Full speed ahead toward climate neutrality
The innovative spirit of German industrial companies is not only evident in the Federal Republic itself. Sometimes it also unleashes its power in faraway places, for example in Puntas Arenas in the south of Chile. In this area, it is very windy on around 270 days a year - the ideal location not only for wind turbines, but also for a process that makes use of wind power: power-to-liquid technology for the production of synthetic fuels. At the end of 2022, German car manufacturer Porsche put the plant, named Haru Oni ("the place where the wind blows"), into operation. It is the first of its kind in the world. Porsche has invested more than 100 million euros in the pilot project and the operator High Innovative Fuels Global (HIF).
Porsche relies on an e-mix
Synthetic fuels are one component of the sports car manufacturer's sustainability strategy, in addition to electromobility. "Porsche is focusing on a double E: electromobility and complementary e-fuels," says Barbara Frenkel, Executive Vice President Procurement at Porsche AG. For good reason: There are around 1.3 billion combustion engine cars worldwide today. A large proportion of them will still be on the roads for years to decades to come.

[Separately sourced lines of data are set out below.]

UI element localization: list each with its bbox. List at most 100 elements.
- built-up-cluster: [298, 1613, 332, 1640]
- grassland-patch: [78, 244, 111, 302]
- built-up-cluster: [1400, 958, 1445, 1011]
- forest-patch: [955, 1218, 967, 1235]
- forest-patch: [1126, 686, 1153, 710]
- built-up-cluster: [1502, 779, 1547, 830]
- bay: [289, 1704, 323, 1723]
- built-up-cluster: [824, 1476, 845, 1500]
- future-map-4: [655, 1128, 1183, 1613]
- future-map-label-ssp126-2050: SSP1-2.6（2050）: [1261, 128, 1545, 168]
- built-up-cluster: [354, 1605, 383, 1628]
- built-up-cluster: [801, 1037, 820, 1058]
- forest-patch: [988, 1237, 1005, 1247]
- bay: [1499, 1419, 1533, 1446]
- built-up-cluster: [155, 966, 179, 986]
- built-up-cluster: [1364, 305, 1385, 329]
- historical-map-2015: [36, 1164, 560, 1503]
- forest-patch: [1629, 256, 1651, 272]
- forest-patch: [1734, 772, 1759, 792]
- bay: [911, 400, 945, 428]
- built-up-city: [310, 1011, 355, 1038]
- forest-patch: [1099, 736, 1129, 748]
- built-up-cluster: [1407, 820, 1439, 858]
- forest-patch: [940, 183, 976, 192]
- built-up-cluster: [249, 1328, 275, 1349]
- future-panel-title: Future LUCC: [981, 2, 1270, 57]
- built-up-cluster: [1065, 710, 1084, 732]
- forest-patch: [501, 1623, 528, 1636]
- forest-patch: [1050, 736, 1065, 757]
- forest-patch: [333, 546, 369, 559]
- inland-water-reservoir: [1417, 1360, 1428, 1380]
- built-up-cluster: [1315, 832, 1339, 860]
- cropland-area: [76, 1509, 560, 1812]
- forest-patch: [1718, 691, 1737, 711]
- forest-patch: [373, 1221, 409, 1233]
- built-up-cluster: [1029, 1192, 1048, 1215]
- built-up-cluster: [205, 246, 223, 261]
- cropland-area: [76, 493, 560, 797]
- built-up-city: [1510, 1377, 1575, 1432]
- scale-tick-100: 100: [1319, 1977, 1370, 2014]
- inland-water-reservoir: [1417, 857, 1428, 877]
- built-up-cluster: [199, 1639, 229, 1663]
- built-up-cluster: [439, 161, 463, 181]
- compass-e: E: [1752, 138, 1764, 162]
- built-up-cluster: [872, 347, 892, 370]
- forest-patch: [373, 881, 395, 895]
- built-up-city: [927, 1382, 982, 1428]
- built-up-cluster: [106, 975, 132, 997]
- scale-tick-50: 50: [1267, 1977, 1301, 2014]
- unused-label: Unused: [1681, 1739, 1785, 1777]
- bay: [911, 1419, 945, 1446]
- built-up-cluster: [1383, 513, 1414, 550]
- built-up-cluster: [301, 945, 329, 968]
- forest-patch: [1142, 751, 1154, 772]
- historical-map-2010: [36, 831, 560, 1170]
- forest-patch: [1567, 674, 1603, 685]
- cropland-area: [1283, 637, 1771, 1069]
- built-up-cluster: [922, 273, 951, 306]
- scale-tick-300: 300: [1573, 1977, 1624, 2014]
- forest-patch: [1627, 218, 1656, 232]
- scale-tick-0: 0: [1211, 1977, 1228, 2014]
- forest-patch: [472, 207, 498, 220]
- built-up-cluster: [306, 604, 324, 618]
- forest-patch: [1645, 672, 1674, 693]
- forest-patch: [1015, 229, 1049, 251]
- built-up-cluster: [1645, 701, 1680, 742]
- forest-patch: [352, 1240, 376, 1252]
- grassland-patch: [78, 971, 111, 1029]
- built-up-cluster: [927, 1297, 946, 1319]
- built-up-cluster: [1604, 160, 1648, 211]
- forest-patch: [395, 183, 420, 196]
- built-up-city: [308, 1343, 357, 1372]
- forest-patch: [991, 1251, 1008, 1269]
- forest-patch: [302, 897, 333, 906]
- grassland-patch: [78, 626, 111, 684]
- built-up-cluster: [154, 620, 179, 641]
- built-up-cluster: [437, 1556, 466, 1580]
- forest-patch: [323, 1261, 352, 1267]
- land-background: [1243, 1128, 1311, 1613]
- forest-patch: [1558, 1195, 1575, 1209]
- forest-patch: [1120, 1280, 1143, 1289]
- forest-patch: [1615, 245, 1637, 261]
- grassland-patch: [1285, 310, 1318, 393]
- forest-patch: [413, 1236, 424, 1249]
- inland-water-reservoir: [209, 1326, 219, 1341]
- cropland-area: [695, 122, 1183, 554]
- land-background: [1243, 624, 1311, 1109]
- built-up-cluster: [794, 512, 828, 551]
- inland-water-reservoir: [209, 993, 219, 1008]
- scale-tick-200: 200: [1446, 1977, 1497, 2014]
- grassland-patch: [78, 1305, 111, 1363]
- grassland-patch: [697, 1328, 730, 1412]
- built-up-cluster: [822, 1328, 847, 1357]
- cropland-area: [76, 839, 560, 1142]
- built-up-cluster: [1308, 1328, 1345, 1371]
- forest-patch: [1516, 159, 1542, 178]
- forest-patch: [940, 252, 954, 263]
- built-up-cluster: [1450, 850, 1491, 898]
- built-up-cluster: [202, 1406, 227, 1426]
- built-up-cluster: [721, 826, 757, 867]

Synthetic fuels are therefore an important building block for reducing pollutant emissions in traffic and achieving the European climate targets. They can be used directly in the combustion engines that already exist today and enable so to say a CO2-neutral locomotion if they are produced using renewable energies. This is the case with Porsche's plant. In addition to individual transportation, synthetic fuels also offer great potential for those fields of application for which green electricity is not available as a primary energy, such as aviation and shipping.
The process: Power-to-Liquid
The central component of Haru Oni is an electrolysis system from Siemens Energy. It uses electricity from wind power to break down water into hydrogen and oxygen. In an intermediate step, it enriches the green hydrogen with carbon dioxide from the ambient air. Further synthesis processes convert the resulting synthesis gas into methanol, the basic material for liquid synthetic fuels. Since the production of e-fuels based on wind power binds about as much carbon dioxide as the combustion engine later emits again when consuming the fuel, the carbon footprint is balanced.
In the first phase of the pilot project, Porsche plans to produce around 130,000 liters of e-fuels in Chile. These will initially be used in racing, in the Porsche Mobile 1 Supercup, and in the Porsche Experience Centers. By the middle of the decade, the volume is expected to grow to 55 million liters per year, with the next step about two years later being 550 million liters of e-fuels per year - depending on the ongoing approval processes.
For production on a larger scale, the immediate onward transport of the e-fuels is also assured, as the plant is strategically located in the immediate vicinity of the Strait of Magellan. From there, ships can transport the new fuel all over the world and connect directly to the existing infrastructure for conventional fuels.